In how many ways can we select 3 groups out of a total of 4? From the theory discussed above, I hope you agree that we can select 3 groups out of 4 in 4∗3∗2/3!=4 ways. The interesting thing to note here is that selecting 3 groups out of 4 is the same as selecting 1 group out of 4. Why? Because we can think of making the selection in two ways – we can select 3 groups from which we will pick a student each or we can select 1 group from which we will not select a student. This will automatically give us a selection of 3 groups. We know that we can select 1 out of 4 in 4 ways (hence the calculation done above was actually not needed).

Now from each of the 3 selected groups, we have to pick one student. In how many ways can we select one student out of 4? In 4 ways. This is true for each of the three groups.
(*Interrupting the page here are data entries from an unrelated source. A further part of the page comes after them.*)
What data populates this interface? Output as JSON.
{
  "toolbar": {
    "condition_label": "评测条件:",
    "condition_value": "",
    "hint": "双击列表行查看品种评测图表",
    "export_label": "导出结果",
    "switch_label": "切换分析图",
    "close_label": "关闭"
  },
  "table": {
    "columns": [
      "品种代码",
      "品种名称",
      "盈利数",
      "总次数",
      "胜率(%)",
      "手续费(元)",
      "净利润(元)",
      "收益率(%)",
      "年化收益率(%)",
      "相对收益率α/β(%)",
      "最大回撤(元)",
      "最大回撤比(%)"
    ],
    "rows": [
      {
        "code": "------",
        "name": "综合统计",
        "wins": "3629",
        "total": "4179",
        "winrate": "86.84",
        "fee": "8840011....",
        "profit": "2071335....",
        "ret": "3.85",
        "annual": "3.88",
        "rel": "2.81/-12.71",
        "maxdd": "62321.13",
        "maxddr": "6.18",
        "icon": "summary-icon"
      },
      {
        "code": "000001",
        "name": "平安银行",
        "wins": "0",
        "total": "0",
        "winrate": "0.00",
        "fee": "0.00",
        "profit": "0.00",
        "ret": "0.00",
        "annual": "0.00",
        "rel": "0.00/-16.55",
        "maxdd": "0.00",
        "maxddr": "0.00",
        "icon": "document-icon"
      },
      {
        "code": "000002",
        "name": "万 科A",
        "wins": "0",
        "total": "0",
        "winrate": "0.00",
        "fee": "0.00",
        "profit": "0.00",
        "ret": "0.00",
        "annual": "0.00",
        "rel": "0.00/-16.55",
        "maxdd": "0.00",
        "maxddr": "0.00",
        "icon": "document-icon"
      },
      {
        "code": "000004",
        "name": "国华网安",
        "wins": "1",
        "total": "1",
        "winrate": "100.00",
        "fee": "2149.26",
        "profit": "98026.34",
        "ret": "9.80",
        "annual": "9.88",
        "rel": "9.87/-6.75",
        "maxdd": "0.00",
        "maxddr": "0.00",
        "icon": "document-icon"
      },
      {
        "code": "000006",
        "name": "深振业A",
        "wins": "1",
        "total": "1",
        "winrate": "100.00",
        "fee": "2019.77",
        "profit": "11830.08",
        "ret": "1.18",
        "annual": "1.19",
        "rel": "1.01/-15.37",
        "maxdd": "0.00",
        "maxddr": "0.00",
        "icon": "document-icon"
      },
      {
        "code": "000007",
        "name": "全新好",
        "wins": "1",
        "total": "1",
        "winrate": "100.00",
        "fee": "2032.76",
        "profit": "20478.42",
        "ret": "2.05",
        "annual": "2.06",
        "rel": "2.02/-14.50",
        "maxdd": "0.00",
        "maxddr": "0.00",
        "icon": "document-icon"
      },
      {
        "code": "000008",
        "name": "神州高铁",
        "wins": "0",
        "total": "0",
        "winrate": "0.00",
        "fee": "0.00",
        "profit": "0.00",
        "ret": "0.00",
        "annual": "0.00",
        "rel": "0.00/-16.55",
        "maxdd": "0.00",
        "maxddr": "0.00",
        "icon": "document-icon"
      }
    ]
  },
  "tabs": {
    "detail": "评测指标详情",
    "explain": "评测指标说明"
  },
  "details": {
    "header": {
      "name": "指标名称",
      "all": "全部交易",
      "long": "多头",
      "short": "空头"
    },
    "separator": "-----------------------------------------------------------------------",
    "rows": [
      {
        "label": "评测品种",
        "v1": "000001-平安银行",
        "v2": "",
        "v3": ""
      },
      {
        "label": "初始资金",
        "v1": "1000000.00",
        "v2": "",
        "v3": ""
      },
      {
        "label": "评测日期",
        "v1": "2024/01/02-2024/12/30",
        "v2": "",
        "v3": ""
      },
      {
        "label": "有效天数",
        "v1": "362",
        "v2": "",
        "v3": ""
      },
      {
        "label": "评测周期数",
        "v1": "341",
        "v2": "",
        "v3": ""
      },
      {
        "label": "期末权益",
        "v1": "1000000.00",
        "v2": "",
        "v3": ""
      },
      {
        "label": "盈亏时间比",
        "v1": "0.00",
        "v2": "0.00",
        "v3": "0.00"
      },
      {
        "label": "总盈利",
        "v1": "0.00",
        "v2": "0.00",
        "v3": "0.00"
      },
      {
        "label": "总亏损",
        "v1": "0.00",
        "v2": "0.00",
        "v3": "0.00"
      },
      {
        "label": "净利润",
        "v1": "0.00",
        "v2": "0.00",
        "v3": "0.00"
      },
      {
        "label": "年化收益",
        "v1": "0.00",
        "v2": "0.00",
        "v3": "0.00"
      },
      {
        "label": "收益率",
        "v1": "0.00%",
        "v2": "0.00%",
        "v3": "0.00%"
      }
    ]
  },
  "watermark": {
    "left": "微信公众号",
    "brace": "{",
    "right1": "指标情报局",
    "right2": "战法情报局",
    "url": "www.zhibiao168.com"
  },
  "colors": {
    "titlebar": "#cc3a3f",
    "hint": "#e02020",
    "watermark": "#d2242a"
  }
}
We can select 3 groups and one student from each one of the three groups in 4∗4∗4∗4=4^4 ways.

ANSWER: B

Best way to think about this is sequentially, don't panic.

1. Since we can only choose 3 students (each of which has to be from a separate group), then that means 3 groups must be chosen.
4C3 = 4 <--- # of ways to choose 3 groups from 4

2. Within each group (of 4) we must select one
4C3 = 4

3. Total # of ways we can generate a team of 3 from 4 groups of 4:

4 x 4 x 4 x 4 = 64 = 4^4

Answer is B.

The selection is a 2 step one:

1st step is to select 3 groups out of 4 -> 4c3 ways
2nd step is to select one student from a group of 4 (thrice i.e., once for each group) -> 4C1*4C1*4C1

this is an "AND"scenario hence multiply :
4C3*4C1*4C1*4C1 = 4*4*4*4 = 4^4

I got the answer,
But if I do it something like:
16C3-4C1*4C3

16C3--> No. of ways of selecting 3 students from 16.
4C1*4C3--> No. of ways of selecting 1 group out of 4 and then all three students from that group.
Not getting answer through this approach.
Where am I wrong?

Bunuel bb chetan2u

Hi

You are missing out on lot other possibilities.
I will not say this is the most efficient way to do the question.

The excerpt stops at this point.